In Yinxu, the archaeological site of the late capital of the Shang Dynasty, there are $N$ divination papers written in oracle bone script, numbered $1, 2, ..., N$. Some papers may cite other papers, but no paper can cite itself. Additionally, there are no circular citations, meaning it's not possible to see the following situation: $A_1$ cites $A_2$, $A_2$ cites $A_3$, ..., $A_{K-1}$ cites $A_K$, $A_K$ cites $A_1$ (where $2 \leq K \leq N$). As per myth, a complete set of divination papers can predict the wars and peace of the next century, and it should have a complete citation chain, i.e., $A_1$ cites $A_2$, $A_2$ cites $A_3$, ..., $A_{N-1}$ cites $A_N$, without any papers missing. Please determine whether these $N$ divination papers constitute a complete set.

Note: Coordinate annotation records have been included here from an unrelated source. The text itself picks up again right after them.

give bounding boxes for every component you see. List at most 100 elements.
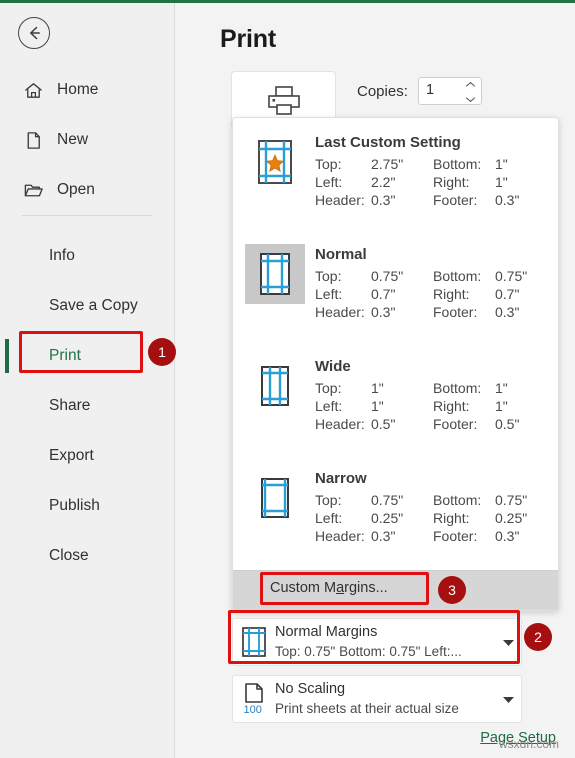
- sidebar-item-export[interactable]: Export: [0, 431, 175, 481]
- table-row: Top: 0.75" Bottom: 0.75": [315, 492, 527, 510]
- annotation-badge-1: 1: [148, 338, 176, 366]
- margins-setting-combo[interactable]: Normal Margins Top: 0.75" Bottom: 0.75" …: [232, 618, 522, 666]
- margin-label: Bottom:: [433, 492, 482, 508]
- sidebar-item-label: Home: [57, 81, 99, 98]
- margin-value: 0.75": [371, 268, 404, 284]
- margins-setting-text: Normal Margins Top: 0.75" Bottom: 0.75" …: [275, 623, 495, 661]
- sidebar-item-info[interactable]: Info: [0, 231, 175, 281]
- margin-value: 0.3": [371, 192, 396, 208]
- margin-preset-last-custom-setting[interactable]: Last Custom Setting Top: 2.75" Bottom: 1…: [233, 118, 558, 230]
- margins-dropdown-panel: Last Custom Setting Top: 2.75" Bottom: 1…: [232, 117, 559, 611]
- margin-label: Header:: [315, 304, 365, 320]
- margin-values-table: Top: 1" Bottom: 1" Left: 1" Right: 1" He…: [315, 380, 519, 434]
- margin-preset-narrow[interactable]: Narrow Top: 0.75" Bottom: 0.75" Left: 0.…: [233, 454, 558, 566]
- chevron-up-icon[interactable]: [465, 81, 476, 88]
- sidebar-item-close[interactable]: Close: [0, 531, 175, 581]
- page-title: Print: [220, 25, 276, 53]
- sidebar-item-publish[interactable]: Publish: [0, 481, 175, 531]
- chevron-down-icon[interactable]: [495, 695, 521, 704]
- margin-value: 0.7": [371, 286, 396, 302]
- custom-margins-menu-item[interactable]: Custom Margins...: [270, 580, 388, 596]
- margin-label: Bottom:: [433, 156, 482, 172]
- new-document-icon: [22, 129, 44, 151]
- margin-label: Header:: [315, 528, 365, 544]
- table-row: Top: 1" Bottom: 1": [315, 380, 519, 398]
- margin-preset-details: Normal Top: 0.75" Bottom: 0.75" Left: 0.…: [315, 244, 558, 342]
- margin-values-table: Top: 2.75" Bottom: 1" Left: 2.2" Right: …: [315, 156, 519, 210]
- margin-value: 1": [371, 398, 384, 414]
- margin-label: Right:: [433, 174, 470, 190]
- margin-value: 1": [495, 156, 508, 172]
- sidebar-item-label: Publish: [49, 497, 100, 514]
- margin-value: 1": [495, 380, 508, 396]
- sidebar-item-home[interactable]: Home: [0, 65, 175, 115]
- margin-value: 0.3": [371, 304, 396, 320]
- margin-label: Top:: [315, 492, 342, 508]
- sidebar-item-share[interactable]: Share: [0, 381, 175, 431]
- margin-label: Footer:: [433, 416, 478, 432]
- margin-label: Top:: [315, 156, 342, 172]
- margin-label: Right:: [433, 286, 470, 302]
- chevron-down-icon[interactable]: [465, 96, 476, 103]
- margin-value: 0.5": [371, 416, 396, 432]
- margin-value: 0.3": [371, 528, 396, 544]
- sidebar-item-save-a-copy[interactable]: Save a Copy: [0, 281, 175, 331]
- table-row: Top: 2.75" Bottom: 1": [315, 156, 519, 174]
- margin-label: Top:: [315, 380, 342, 396]
- chevron-down-icon[interactable]: [495, 638, 521, 647]
- back-arrow-icon: [30, 26, 40, 40]
- backstage-sidebar: Home New Open Info Save a Copy Print Sha…: [0, 3, 175, 758]
- margin-label: Right:: [433, 398, 470, 414]
- margin-label: Header:: [315, 192, 365, 208]
- margin-value: 2.2": [371, 174, 396, 190]
- table-row: Left: 1" Right: 1": [315, 398, 519, 416]
- scaling-100-icon: 100: [233, 682, 275, 716]
- sidebar-item-label: Export: [49, 447, 94, 464]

The first line contains an integer $N$, represents the number of papers. Then $N$ lines follow, the $i^{th}$ of them represents the citations of the $i^{th}$ paper: the first integer $c_i$ represents the number of its citations, followed by $c_i$ integers $p_{i,1}, p_{i,2}, ..., p_{i,c_i}$ that represent the papers that it cites.

A single integer, $1$ if they constitute a complete set of divination papers, or $0$ otherwise.

### Sample Explanation 1 In this sample, paper $3$ cites paper $2$, paper $2$ cites paper $4$, paper $4$ cites paper $1$. Thus, we find a complete citation chain, which makes them a complete set of divination papers. ### Limits - $2 \leq N \leq 100000$; - $0 \leq c_i \leq N-1$ for all $i \leq N$; - $0 \leq c_1 + c_2 + ... + c_N \leq 500000$; - $1 \leq p_{i,j} \leq N$ for all $i \leq N$ and $j \leq c_i$. - $p_{i,j} \neq i$ for all $i \leq N$ and $j \leq c_i$.